Having experienced the benefits of the apartment lifestyle in big cities in North America, Australia, Africa and Europe, Kirsten Muxlow and husband Pete McCaffrey were keen to downsize to a similar home in Ponsonby when their two children were old enough to leave.

Kirsten, who works at FHE art gallery in Ponsonby Rd, wanted to walk to work. And, as a camera operator on feature films, Pete often spends months away.

So he was also looking forward to a lock-up-and-leave lifestyle where he could ditch the car and walk everywhere.

"In somewhere like Surry Hills in Sydney," says Pete, "apartment living has existed for ages. But we're only just starting to have that lifestyle. We knew what we were looking for.


It's the lifestyle the rest of the world has had for decades."

Having been there before, they had specific requirements not just for the location of their new apartment but for the design.

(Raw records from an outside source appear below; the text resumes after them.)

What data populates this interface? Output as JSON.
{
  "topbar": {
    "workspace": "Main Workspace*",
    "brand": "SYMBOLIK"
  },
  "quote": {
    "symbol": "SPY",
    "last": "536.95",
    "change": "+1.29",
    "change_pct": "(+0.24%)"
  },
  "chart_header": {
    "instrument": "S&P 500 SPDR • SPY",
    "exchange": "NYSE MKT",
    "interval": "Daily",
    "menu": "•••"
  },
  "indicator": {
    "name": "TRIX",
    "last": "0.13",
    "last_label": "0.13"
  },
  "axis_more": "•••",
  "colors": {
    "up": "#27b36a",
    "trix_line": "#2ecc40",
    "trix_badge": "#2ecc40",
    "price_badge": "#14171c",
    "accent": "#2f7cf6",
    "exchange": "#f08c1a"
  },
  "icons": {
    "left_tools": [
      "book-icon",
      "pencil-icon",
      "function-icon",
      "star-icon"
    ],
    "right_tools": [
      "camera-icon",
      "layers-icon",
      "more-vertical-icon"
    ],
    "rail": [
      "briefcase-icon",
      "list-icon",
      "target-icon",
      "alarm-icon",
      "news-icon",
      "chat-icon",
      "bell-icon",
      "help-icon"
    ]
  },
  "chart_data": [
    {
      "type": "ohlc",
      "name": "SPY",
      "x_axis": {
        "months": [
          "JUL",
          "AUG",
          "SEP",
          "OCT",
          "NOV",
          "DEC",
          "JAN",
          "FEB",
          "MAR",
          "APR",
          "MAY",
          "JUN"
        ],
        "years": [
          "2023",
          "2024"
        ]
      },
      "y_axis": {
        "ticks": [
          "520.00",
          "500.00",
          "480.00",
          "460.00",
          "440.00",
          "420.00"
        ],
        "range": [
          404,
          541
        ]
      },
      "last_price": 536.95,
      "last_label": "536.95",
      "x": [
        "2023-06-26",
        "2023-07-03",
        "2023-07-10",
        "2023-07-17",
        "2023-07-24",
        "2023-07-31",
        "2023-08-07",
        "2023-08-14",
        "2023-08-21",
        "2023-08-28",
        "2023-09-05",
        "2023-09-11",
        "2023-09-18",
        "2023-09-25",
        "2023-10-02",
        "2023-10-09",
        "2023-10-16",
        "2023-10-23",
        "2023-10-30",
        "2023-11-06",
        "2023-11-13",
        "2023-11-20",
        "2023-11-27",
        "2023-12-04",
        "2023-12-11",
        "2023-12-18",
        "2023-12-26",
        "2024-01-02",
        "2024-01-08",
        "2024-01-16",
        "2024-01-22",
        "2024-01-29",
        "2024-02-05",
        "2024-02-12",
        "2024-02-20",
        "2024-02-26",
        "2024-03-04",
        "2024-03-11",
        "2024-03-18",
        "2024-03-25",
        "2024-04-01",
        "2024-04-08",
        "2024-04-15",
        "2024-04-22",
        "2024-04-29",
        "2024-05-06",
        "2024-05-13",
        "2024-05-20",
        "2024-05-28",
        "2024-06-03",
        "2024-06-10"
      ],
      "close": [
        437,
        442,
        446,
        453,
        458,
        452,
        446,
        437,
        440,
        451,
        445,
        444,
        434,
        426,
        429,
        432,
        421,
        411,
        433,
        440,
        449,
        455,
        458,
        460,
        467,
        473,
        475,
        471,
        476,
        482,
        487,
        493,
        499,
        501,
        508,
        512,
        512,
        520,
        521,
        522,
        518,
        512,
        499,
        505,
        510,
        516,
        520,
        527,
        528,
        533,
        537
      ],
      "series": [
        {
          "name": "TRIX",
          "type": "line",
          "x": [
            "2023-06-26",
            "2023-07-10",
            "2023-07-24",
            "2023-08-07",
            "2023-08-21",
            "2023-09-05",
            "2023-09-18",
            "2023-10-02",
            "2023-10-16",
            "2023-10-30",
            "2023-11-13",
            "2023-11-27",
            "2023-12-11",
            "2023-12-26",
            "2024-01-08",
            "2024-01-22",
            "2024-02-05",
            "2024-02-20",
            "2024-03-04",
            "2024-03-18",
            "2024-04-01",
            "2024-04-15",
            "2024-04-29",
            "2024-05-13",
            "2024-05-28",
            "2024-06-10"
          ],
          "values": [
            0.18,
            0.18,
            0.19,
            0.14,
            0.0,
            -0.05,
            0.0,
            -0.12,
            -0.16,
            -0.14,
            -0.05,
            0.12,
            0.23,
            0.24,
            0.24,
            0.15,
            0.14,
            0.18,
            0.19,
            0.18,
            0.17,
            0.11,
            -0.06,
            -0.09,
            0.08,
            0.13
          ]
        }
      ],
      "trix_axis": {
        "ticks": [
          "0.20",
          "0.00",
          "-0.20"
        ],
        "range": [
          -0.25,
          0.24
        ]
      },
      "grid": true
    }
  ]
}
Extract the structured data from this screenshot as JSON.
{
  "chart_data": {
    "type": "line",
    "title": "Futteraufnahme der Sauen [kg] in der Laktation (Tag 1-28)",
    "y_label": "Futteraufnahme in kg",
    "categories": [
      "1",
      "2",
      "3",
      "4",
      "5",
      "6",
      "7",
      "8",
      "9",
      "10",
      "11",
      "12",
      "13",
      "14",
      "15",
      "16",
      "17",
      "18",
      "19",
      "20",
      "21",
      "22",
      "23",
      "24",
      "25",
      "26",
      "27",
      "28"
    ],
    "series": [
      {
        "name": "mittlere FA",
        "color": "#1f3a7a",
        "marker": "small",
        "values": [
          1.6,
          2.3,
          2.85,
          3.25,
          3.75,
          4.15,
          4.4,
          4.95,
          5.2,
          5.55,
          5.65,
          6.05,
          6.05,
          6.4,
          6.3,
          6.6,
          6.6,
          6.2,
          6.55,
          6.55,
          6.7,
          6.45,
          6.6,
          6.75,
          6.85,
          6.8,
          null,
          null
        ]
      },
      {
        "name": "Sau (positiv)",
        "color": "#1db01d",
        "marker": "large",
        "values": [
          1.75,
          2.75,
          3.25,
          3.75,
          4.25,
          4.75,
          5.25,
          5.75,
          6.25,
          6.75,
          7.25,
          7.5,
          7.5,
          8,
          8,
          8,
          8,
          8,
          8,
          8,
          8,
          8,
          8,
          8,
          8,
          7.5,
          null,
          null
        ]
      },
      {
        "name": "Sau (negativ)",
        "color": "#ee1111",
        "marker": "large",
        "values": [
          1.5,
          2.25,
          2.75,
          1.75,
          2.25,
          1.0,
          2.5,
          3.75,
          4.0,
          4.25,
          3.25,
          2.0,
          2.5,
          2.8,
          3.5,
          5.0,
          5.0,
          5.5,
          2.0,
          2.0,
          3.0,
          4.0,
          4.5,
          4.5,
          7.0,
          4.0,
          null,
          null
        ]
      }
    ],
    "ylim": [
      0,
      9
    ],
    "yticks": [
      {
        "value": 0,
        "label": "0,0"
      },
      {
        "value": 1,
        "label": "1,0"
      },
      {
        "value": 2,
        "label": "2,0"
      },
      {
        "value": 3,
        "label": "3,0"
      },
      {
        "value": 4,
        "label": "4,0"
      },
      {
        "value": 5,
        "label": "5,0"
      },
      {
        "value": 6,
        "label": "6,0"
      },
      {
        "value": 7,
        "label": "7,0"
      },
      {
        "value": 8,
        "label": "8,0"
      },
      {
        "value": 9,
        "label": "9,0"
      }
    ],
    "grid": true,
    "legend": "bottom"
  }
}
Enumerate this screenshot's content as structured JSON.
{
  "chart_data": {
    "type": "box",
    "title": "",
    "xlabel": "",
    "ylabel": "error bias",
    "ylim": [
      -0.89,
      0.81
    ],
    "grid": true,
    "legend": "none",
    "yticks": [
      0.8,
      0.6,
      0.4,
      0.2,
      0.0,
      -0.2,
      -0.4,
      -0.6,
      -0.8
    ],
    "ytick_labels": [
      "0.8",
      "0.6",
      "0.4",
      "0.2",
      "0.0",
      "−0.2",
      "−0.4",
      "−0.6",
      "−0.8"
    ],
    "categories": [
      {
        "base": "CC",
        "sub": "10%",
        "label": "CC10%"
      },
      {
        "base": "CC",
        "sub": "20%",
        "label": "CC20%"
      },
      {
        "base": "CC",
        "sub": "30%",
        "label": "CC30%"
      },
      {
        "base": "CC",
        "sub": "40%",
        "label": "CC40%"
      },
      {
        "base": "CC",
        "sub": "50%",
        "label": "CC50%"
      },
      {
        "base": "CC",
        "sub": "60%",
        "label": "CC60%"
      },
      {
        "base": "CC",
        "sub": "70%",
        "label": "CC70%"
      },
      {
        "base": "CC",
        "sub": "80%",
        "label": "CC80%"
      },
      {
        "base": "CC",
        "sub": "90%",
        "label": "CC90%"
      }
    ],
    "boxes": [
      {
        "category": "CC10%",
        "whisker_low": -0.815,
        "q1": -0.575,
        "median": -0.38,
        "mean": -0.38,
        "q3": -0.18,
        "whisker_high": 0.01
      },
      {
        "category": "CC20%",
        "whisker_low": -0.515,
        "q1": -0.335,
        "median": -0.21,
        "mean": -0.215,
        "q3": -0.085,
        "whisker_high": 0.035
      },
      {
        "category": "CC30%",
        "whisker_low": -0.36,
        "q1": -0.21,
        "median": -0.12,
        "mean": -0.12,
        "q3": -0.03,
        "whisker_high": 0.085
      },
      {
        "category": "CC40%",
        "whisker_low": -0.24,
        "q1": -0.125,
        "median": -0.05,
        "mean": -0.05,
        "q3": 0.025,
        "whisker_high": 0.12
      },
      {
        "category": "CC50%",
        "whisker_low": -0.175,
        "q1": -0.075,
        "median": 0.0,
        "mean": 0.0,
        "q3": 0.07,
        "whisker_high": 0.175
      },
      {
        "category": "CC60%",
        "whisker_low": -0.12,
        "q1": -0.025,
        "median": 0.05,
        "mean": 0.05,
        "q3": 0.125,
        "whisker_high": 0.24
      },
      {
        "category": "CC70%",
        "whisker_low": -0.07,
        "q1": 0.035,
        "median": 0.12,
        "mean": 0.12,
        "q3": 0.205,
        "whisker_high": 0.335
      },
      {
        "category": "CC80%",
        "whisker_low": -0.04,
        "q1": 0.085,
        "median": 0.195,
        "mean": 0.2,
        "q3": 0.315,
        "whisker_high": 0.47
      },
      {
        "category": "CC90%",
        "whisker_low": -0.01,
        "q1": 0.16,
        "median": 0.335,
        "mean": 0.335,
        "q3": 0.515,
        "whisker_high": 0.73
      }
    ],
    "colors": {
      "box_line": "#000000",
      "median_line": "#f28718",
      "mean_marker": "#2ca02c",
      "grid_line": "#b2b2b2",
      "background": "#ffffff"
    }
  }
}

It had to be on the top floor of a new build, specifically in a small pocket north of Richmond Rd, which, at the time, didn't have apartments.

"There's not a lot new that's gone into this area," says Pete. But in 2014, they found a penthouse apartment in a boutique complex of 14 just a block from Ponsonby Central.

Kirsten and Pete appreciated the sense of space, the clean lines, natural materials and exposed structure of this two-bedroom, two-bathroom home with its strong industrial aesthetic.

While it already had many great features, such as covered access from basement parking right to their door, buying off the plan meant they could tweak things to make it more efficient.

"For a compact apartment, it packs a lot of punch as far as living goes," says Pete. "Being on the top floor you get a huge sense of space with limitless sky. Light bounces off the building opposite and views from the balcony go on forever to the city skyline and the Waitakeres."

Little things like extra storage make a huge difference too, says Pete. Against the high stud of the living area, a large cavity space above the two normal height bathrooms was turned into storage for suitcases and the Christmas tree.

In the dark timber kitchen they added an extra deep row of pull-up, handle-free kitchen cabinets. And they extended the kitchen bench into a workspace with a narrow coat cupboard beside it to stash the Dyson vacuum cleaner.

Instead of the usual door to the second bedroom, three sliding doors make entry to it more inviting — to the point where it could double as a TV room or office with a pull-out sofa bed.

Structural beams high above the living and bedroom walls are used for books and small artworks.

Installing a gas bayonet on the balcony saves having to carry gas bottles back and forth, and an external tap makes it easy to water pot plants.

The smart thinking even applies to a custom-designed laundry cupboard that houses Miele whiteware.

When they moved from a bungalow in the burbs, Kirsten and Pete expected to lose the feeling of community. That's also something that surprised them.

"This kind of building attracts like-minded people so we all get on with each other," says Pete.

"We bump into people on the terrace outside our door, which becomes a sheltered suntrap in the afternoon.

"We sit out here and have a chin wag. Not a lot of apartments have that.

"Last Christmas we had drinks in everyone's apartments and carried our drinks through, finishing up here."

With its customised features, this well-located apartment has been absolutely brilliant, says Pete.

"We're only leaving to free things up for what might become our next move."